Солдат приказал всем забираться обратно в землянку. Офицер, все еще глядя в бинокль, спросил у него:

— А зачем? Война здесь уже кончилась.

— На всякий пожарный… — с хитрецой поглядев на офицера, ответил солдат. — Если кому надо до ветру, то лучше сейчас, а ночью сидите в окопе, чтоб не напороться на часовых. Хозяин, покороче привяжите собаку.

Бенутисов папа, по-видимому, понял, что солдат обращается к нему, и пошел к собачьей конуре.

На следующее утро Бенутис выглянул из землянки. Серый осенний туман. Мать уже ходила по двору. Отец лежал на нарах и глядел в потолок, затянутый желтой плесенью.

Бенутис увидел множество машин, которые вылезали из леса и двигались в сторону шоссе. Выбравшись из землянки, ребенок медленно шел к матери. Мать стояла возле изгороди, отец еще был в землянке.
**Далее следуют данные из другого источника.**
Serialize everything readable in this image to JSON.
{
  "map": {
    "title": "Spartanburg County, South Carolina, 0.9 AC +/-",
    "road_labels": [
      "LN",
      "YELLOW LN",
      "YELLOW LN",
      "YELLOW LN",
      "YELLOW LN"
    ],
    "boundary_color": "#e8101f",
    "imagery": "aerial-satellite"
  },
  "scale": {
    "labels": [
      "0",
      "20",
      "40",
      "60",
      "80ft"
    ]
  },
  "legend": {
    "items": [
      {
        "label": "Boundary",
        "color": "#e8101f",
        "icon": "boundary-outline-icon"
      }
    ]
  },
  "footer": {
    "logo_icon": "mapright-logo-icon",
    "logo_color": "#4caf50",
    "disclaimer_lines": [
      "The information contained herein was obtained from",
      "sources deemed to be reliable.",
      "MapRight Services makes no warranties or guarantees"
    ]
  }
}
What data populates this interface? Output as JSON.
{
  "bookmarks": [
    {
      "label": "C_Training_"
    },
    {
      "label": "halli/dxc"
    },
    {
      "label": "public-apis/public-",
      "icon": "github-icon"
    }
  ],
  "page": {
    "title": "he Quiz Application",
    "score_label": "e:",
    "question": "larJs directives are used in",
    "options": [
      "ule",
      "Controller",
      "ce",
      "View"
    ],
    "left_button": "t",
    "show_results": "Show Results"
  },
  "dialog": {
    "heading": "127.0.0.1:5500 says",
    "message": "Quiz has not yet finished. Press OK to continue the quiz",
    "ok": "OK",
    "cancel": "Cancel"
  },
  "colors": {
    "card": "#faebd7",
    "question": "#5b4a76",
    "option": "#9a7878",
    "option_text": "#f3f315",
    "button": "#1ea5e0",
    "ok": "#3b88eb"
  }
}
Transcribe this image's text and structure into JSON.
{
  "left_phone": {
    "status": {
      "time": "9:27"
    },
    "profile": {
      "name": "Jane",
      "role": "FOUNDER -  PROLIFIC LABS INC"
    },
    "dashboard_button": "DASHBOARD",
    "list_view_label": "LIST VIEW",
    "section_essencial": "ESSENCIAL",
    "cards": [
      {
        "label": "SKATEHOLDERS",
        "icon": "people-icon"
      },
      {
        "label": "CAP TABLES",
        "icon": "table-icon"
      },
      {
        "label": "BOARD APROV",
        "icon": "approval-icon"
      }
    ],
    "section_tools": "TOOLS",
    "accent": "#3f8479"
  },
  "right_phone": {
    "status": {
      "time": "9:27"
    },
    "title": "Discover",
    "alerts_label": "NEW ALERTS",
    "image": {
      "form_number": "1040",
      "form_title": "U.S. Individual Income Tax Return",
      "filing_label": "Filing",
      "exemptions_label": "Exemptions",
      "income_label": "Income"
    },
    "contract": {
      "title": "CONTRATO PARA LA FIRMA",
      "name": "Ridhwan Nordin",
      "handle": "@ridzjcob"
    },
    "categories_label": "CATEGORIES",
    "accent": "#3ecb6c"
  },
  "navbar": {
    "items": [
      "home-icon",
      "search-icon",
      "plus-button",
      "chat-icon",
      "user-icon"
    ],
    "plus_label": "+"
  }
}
За сеновалом зарычал грузовик, он был полон солдат. Грузовик ехал по проселку в сторону поместья, туда, где в давние времена в листве так чудесно горело пламя солнца.
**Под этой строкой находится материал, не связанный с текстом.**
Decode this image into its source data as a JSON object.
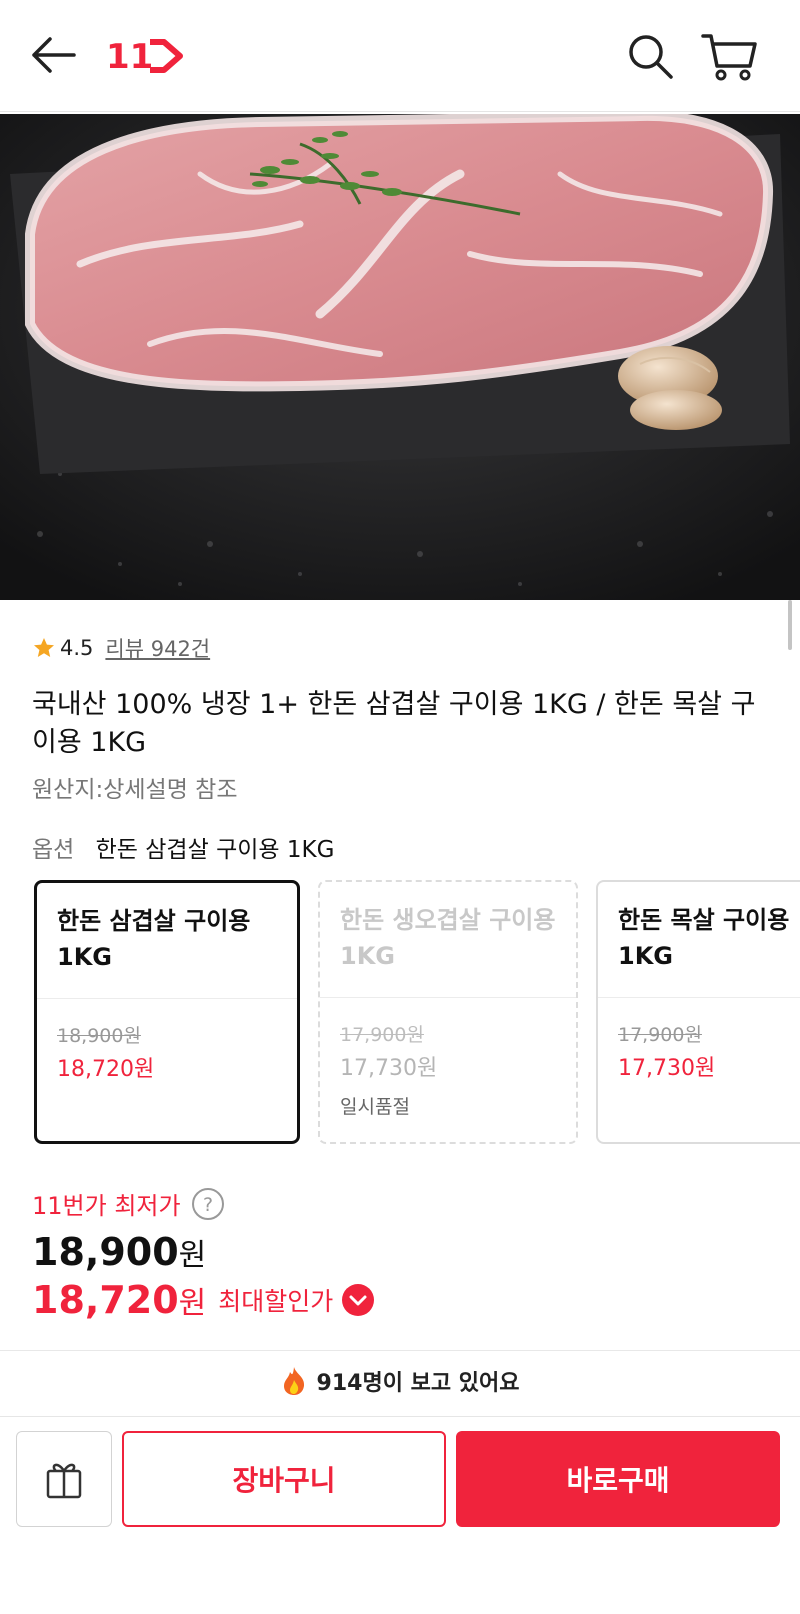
{
  "header": {
    "logo_text": "11",
    "colors": {
      "brand": "#f0233c"
    },
    "icons": [
      "back-arrow-icon",
      "search-icon",
      "cart-icon"
    ]
  },
  "gallery": {
    "slide_count": 2,
    "active_slide": 2
  },
  "product": {
    "rating": "4.5",
    "review_link": "리뷰 942건",
    "title": "국내산 100% 냉장 1+ 한돈 삼겹살 구이용 1KG / 한돈 목살 구이용 1KG",
    "origin": "원산지:상세설명 참조",
    "option_label": "옵션",
    "option_selected": "한돈 삼겹살 구이용 1KG"
  },
  "options": [
    {
      "name": "한돈 삼겹살 구이용 1KG",
      "original_price": "18,900원",
      "sale_price": "18,720원",
      "state": "selected"
    },
    {
      "name": "한돈 생오겹살 구이용 1KG",
      "original_price": "17,900원",
      "sale_price": "17,730원",
      "state": "sold_out",
      "status": "일시품절"
    },
    {
      "name": "한돈 목살 구이용 1KG",
      "original_price": "17,900원",
      "sale_price": "17,730원",
      "state": "available"
    }
  ],
  "pricing": {
    "lowest_label": "11번가 최저가",
    "original_amount": "18,900",
    "sale_amount": "18,720",
    "currency": "원",
    "max_discount_label": "최대할인가"
  },
  "viewers": {
    "text": "914명이 보고 있어요"
  },
  "bottom_bar": {
    "cart_label": "장바구니",
    "buy_label": "바로구매"
  }
}
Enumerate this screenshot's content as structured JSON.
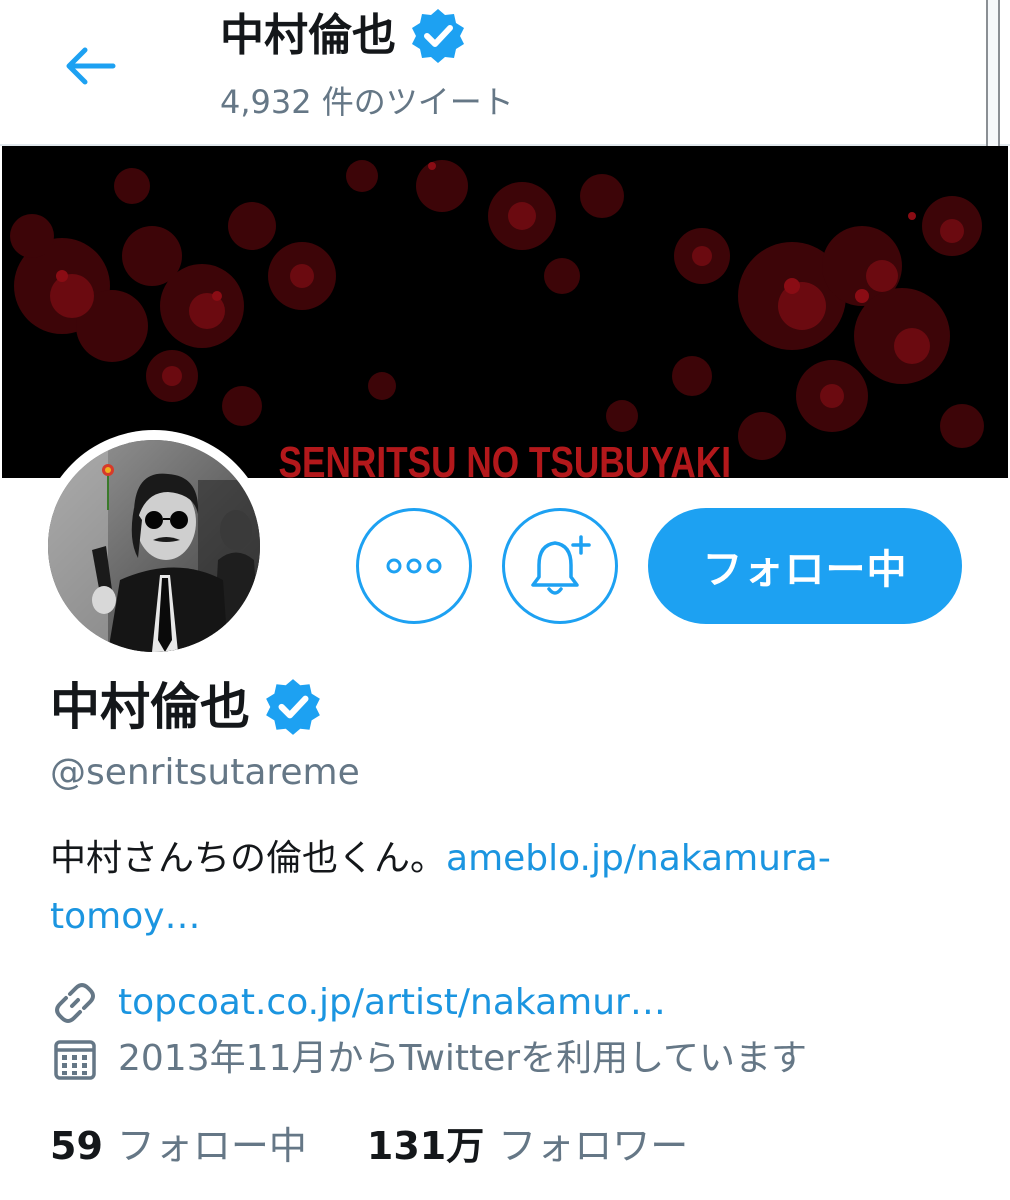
{
  "header": {
    "back_icon": "arrow-left-icon",
    "name": "中村倫也",
    "verified_icon": "verified-badge-icon",
    "tweet_count": "4,932 件のツイート"
  },
  "banner": {
    "text": "SENRITSU NO TSUBUYAKI",
    "text_color": "#b3181b",
    "background": "#000000"
  },
  "actions": {
    "more_icon": "more-dots-icon",
    "notify_icon": "bell-plus-icon",
    "follow_label": "フォロー中"
  },
  "profile": {
    "name": "中村倫也",
    "handle": "@senritsutareme",
    "bio_text": "中村さんちの倫也くん。",
    "bio_link_line1": "ameblo.jp/nakamura-",
    "bio_link_line2": "tomoy…",
    "website": "topcoat.co.jp/artist/nakamur…",
    "website_icon": "link-icon",
    "joined": "2013年11月からTwitterを利用しています",
    "joined_icon": "calendar-icon"
  },
  "stats": {
    "following_count": "59",
    "following_label": "フォロー中",
    "followers_count": "131万",
    "followers_label": "フォロワー"
  },
  "colors": {
    "accent": "#1da1f2",
    "link": "#1b95e0",
    "secondary_text": "#657786"
  }
}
Лишь сейчас Бенутис вспомнил про свою щеку и почувствовал, что у него кружится голова. Он рассердился на папу за то, что тот лежит в землянке, когда уже миновала опасность: если бы он вылез, то, может, спросил бы у солдат, где разместился новый госпиталь. Прищурившись, Бенутис стоял около изгороди, глядя на поле возле поместья; целыми колоннами ехали к нему грузовики, скакали всадники, шли пешие, покачивали шеями пушки. Вдалеке, у шоссе, изредка громыхали взрывы. Со свадебной фотографией в руках через порог вошла в избу мать.